パウロは今のこの体と復活の体はつながらないのだと強調します。わたしたちは今のこの体から、この世の生活から、この世における関係から、復活のことを類推する必要はない、つまり心配しなくてよいというわけです。わたしたちが今のこの肉体をもって生きている人生には様々な問題があります。足りないものが、不都合が、悩みが、苦しみがあるわけです。しかし復活において与えられる新しい体、新しい命にはそういった苦しみは引き継がれない。神さまの新しい創造の力によってまったく新しい命が与えられるというわけです。だから復活というのはわたしたちが今抱えている全ての苦しみ、悩み、悲しみが取り去られるという希望となって、喜びをもって待ち望むべきこととなるわけです。この望み、希望をもって、この笠岡教会の信仰の先達たち生き、そして眠りについたわけです。パウロはこの今の体と、復活した新しい体を、「地上の体、天体の体」と表します。これが何を表しているのかというと、わたしたちの復活には神さまの天地創造と同じ御業が働くのだということであるわけです。創世記という世界の始まりが書かれている書物に、太陽や星といったものは父なる神さまが御心のままに創造されたんだということが書かれています。そのようにしてわたしたち一人ひとりを、異なる天体、星々のように新しい体を創造し与えてくださるというんです。そして、その神さまがわたしたち一人ひとりに与えてくださる体は、それこそ夜空に輝く星々や天体のように、一つひとつ違う輝きを持っているというわけです。わたしたちにはそれこそ夜空を見上げて輝いている星のように、あたらしい光輝く復活の命が与えられていて、それを希望に生きることが赦されている。その希望の中生きているんだということを聖書はわたしたちに語り掛けてくださる。
さらにここではひとつ、大切なことが書かれていると思います。

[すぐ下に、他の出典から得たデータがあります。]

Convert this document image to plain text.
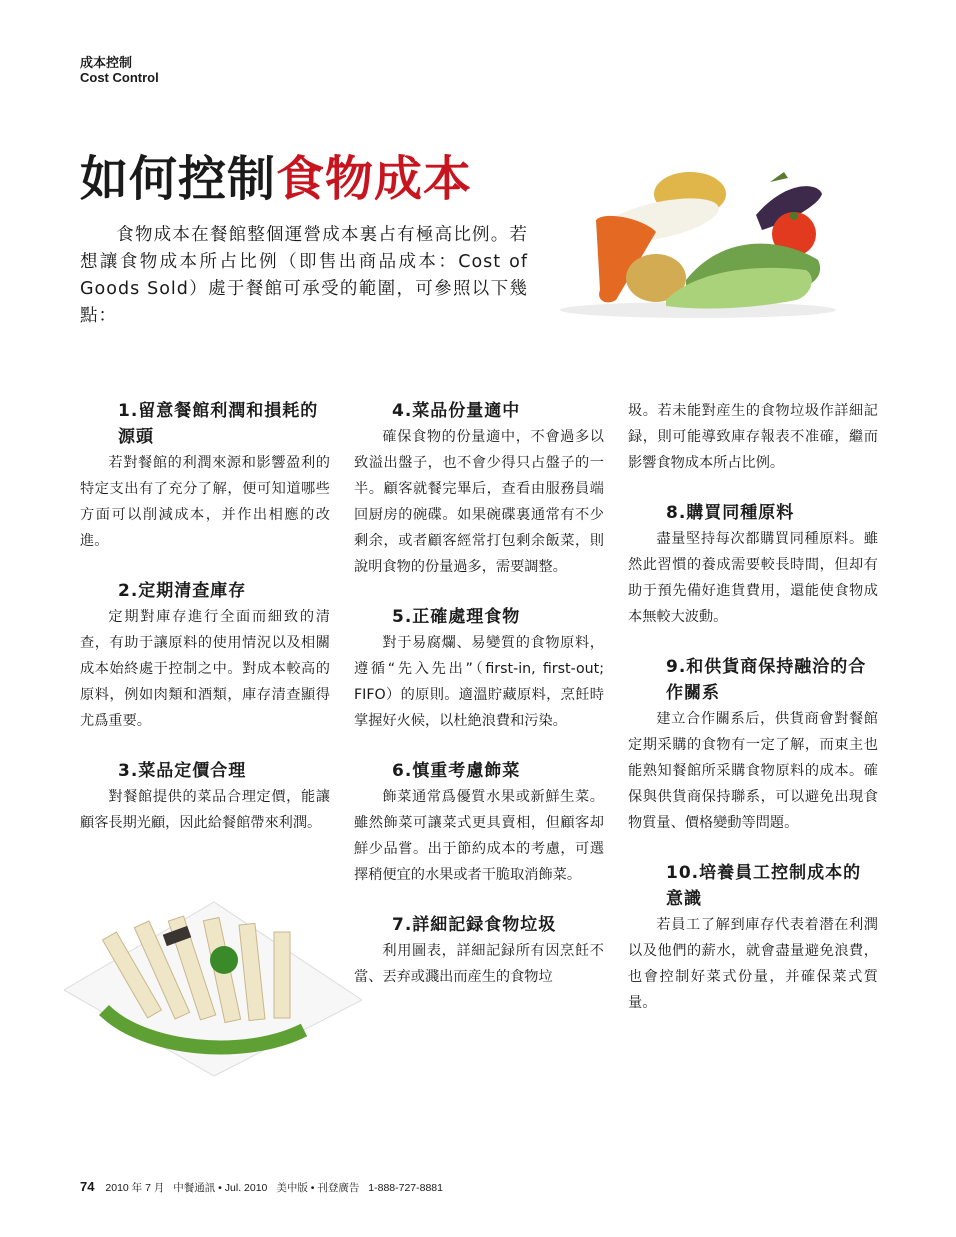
成本控制
Cost Control
如何控制食物成本
食物成本在餐館整個運營成本裏占有極高比例。若想讓食物成本所占比例（即售出商品成本：Cost of Goods Sold）處于餐館可承受的範圍，可參照以下幾點：
1.留意餐館利潤和損耗的源頭

若對餐館的利潤來源和影響盈利的特定支出有了充分了解，便可知道哪些方面可以削減成本，并作出相應的改進。

2.定期清查庫存

定期對庫存進行全面而細致的清查，有助于讓原料的使用情況以及相關成本始終處于控制之中。對成本較高的原料，例如肉類和酒類，庫存清查顯得尤爲重要。

3.菜品定價合理

對餐館提供的菜品合理定價，能讓顧客長期光顧，因此給餐館帶來利潤。

4.菜品份量適中

確保食物的份量適中，不會過多以致溢出盤子，也不會少得只占盤子的一半。顧客就餐完畢后，查看由服務員端回厨房的碗碟。如果碗碟裏通常有不少剩余，或者顧客經常打包剩余飯菜，則說明食物的份量過多，需要調整。

5.正確處理食物

對于易腐爛、易變質的食物原料，遵循“先入先出”（first-in, first-out; FIFO）的原則。適溫貯藏原料，烹飪時掌握好火候，以杜絶浪費和污染。

6.慎重考慮飾菜

飾菜通常爲優質水果或新鮮生菜。雖然飾菜可讓菜式更具賣相，但顧客却鮮少品嘗。出于節約成本的考慮，可選擇稍便宜的水果或者干脆取消飾菜。

7.詳細記録食物垃圾

利用圖表，詳細記録所有因烹飪不當、丟弃或濺出而産生的食物垃

圾。若未能對産生的食物垃圾作詳細記録，則可能導致庫存報表不准確，繼而影響食物成本所占比例。

8.購買同種原料

盡量堅持每次都購買同種原料。雖然此習慣的養成需要較長時間，但却有助于預先備好進貨費用，還能使食物成本無較大波動。

9.和供貨商保持融洽的合作關系

建立合作關系后，供貨商會對餐館定期采購的食物有一定了解，而東主也能熟知餐館所采購食物原料的成本。確保與供貨商保持聯系，可以避免出現食物質量、價格變動等問題。

10.培養員工控制成本的意識

若員工了解到庫存代表着潜在利潤以及他們的薪水，就會盡量避免浪費，也會控制好菜式份量，并確保菜式質量。

74 2010 年 7 月 中餐通訊 • Jul. 2010 美中版 • 刊登廣告 1-888-727-8881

それはあたらしい復活の体、輝く星のような天体の体、それだけが良いもの、神さまの作る救いではないということです。地上の体、天体の体、どちらも神さまが喜びをもって愛をもって創造された命であるということにはかわりません。繰り返しになりますが、この地上の体の送る人生にはいろいろなことが起きます。問題が出てくるわけです。病、ケガ、障害、悩み、苦しみ、不安、不満、恐れ。そういったことがある。しかしその今を生きる体も神さまが愛をもって創造し、神さまと共に、また愛するものたちと共に生きよとお命じになってくださった人生であるわけです。神さまを信じて生きるものたちはそのことを信じていきる平安があります。神さまを信じなければ、悩み、苦しみ、不安、そういったものは運命、生まれつき仕方のないものである、そういうとらえ方でしか乗り越えることが出来なくなる。しかし神さまを信じ生きるものはその先に必ず希望が与えられているのだという喜びに生きることが出来るようになるわけです。つまりわたしたちの今地上の体も、神さまの愛によって輝かせていただいている命であるわけです。そしてちゃんと救いが用意されている。さらにその先に今の悩み苦しみを超えた輝かしい救いの復活の御業が待っているというんです。
そのことを、ここにいる、また今神さまの御許で眠りにつく信仰の先達たちと共に希望をもって、信じ、待ち望みつつ歩んでいきたいと願います。この歩みは続いていきます。多くのものたちを仲間に加えながら進みます。この喜びの歩みに多くのものが連なっていくように、祈りつつ歩んでいきたいと願います。